Start by assuming $\{V_1,V_2,V_3\}$ are linearly dependent, under that assumption, what could you say about the equation $c_1V_1+c_2V_2+c_3V_3=0$?

What would that imply about the equation $c_1V_1+c_2V_2+c_3V_3+c_4V_4=0$?

5. Sep 16, 2009

thrive

it would mean there is some linear combination of c1, c2, c3 (not all zero) that would solve that first equation. In the second equation it would imply that not necessarily would there be a c4 to cancel the V4 term?

6. Sep 16, 2009

gabbagabbahey

Right. So choose those values of c1, c2, and c3 and plug them into the second equation.

If $c_1V_1+c_2V_2+c_3V_3=0$ then, $c_4=0$ would surely satisfy the equation $c_1V_1+c_2V_2+c_3V_3+c_4V_4=0$ right?
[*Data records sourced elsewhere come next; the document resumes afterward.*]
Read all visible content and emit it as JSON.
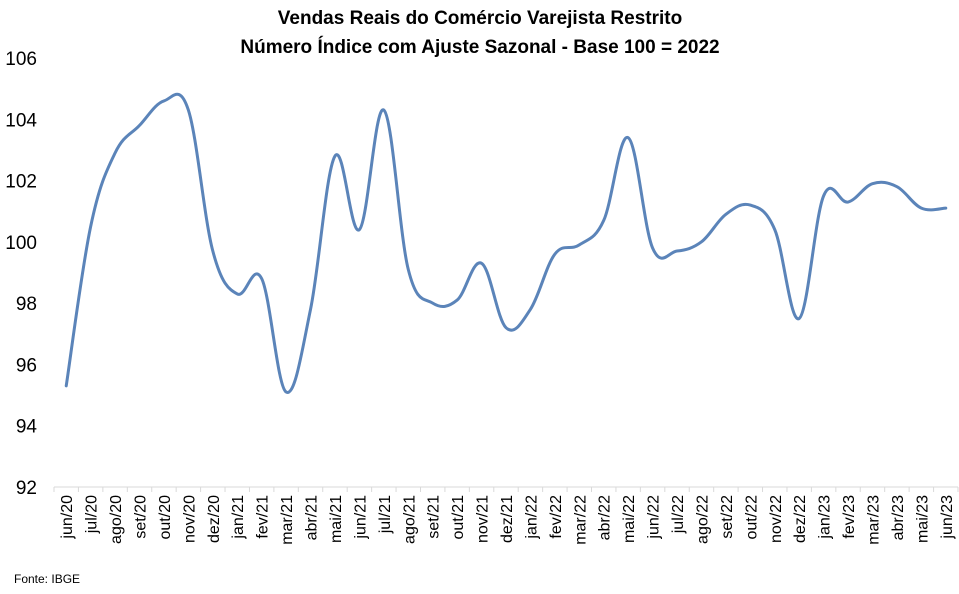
{
  "chart_data": {
    "type": "line",
    "title": "Vendas Reais do Comércio Varejista Restrito",
    "subtitle": "Número Índice com Ajuste Sazonal - Base 100 = 2022",
    "xlabel": "",
    "ylabel": "",
    "ylim": [
      92,
      106
    ],
    "yticks": [
      92,
      94,
      96,
      98,
      100,
      102,
      104,
      106
    ],
    "grid": false,
    "legend": "none",
    "categories": [
      "jun/20",
      "jul/20",
      "ago/20",
      "set/20",
      "out/20",
      "nov/20",
      "dez/20",
      "jan/21",
      "fev/21",
      "mar/21",
      "abr/21",
      "mai/21",
      "jun/21",
      "jul/21",
      "ago/21",
      "set/21",
      "out/21",
      "nov/21",
      "dez/21",
      "jan/22",
      "fev/22",
      "mar/22",
      "abr/22",
      "mai/22",
      "jun/22",
      "jul/22",
      "ago/22",
      "set/22",
      "out/22",
      "nov/22",
      "dez/22",
      "jan/23",
      "fev/23",
      "mar/23",
      "abr/23",
      "mai/23",
      "jun/23"
    ],
    "series": [
      {
        "name": "",
        "color": "#5b84b9",
        "values": [
          95.3,
          100.5,
          102.9,
          103.8,
          104.6,
          104.3,
          99.7,
          98.3,
          98.8,
          95.1,
          97.8,
          102.8,
          100.4,
          104.3,
          99.1,
          98.0,
          98.1,
          99.3,
          97.2,
          97.8,
          99.6,
          99.9,
          100.7,
          103.4,
          99.8,
          99.7,
          100.0,
          100.9,
          101.2,
          100.4,
          97.5,
          101.5,
          101.3,
          101.9,
          101.8,
          101.1,
          101.1
        ]
      }
    ],
    "source": "Fonte: IBGE"
  }
}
But if $\{V_1,V_2,V_3\}$ are linearly dependent, then there would exist $c_1$, $c_2$ and $c_3$ not all equal to zero, so even if $c_4=0$ there would exist $c_1$, $c_2$, $c_3$ and $c_4$ not all equal to zero that would make $c_1V_1+c_2V_2+c_3V_3+c_4V_4=0$, which would mean what?

7. Sep 17, 2009

thrive

which would mean that the answer to the question is false

8. Sep 17, 2009

gabbagabbahey

No, if there exist $c_1$, $c_2$, $c_3$ and $c_4$ not all equal to zero that would make $c_1V_1+c_2V_2+c_3V_3+c_4V_4=0$, would the set $\{V_1,V_2,V_3,V_4\}$ be linearly independent or dependent?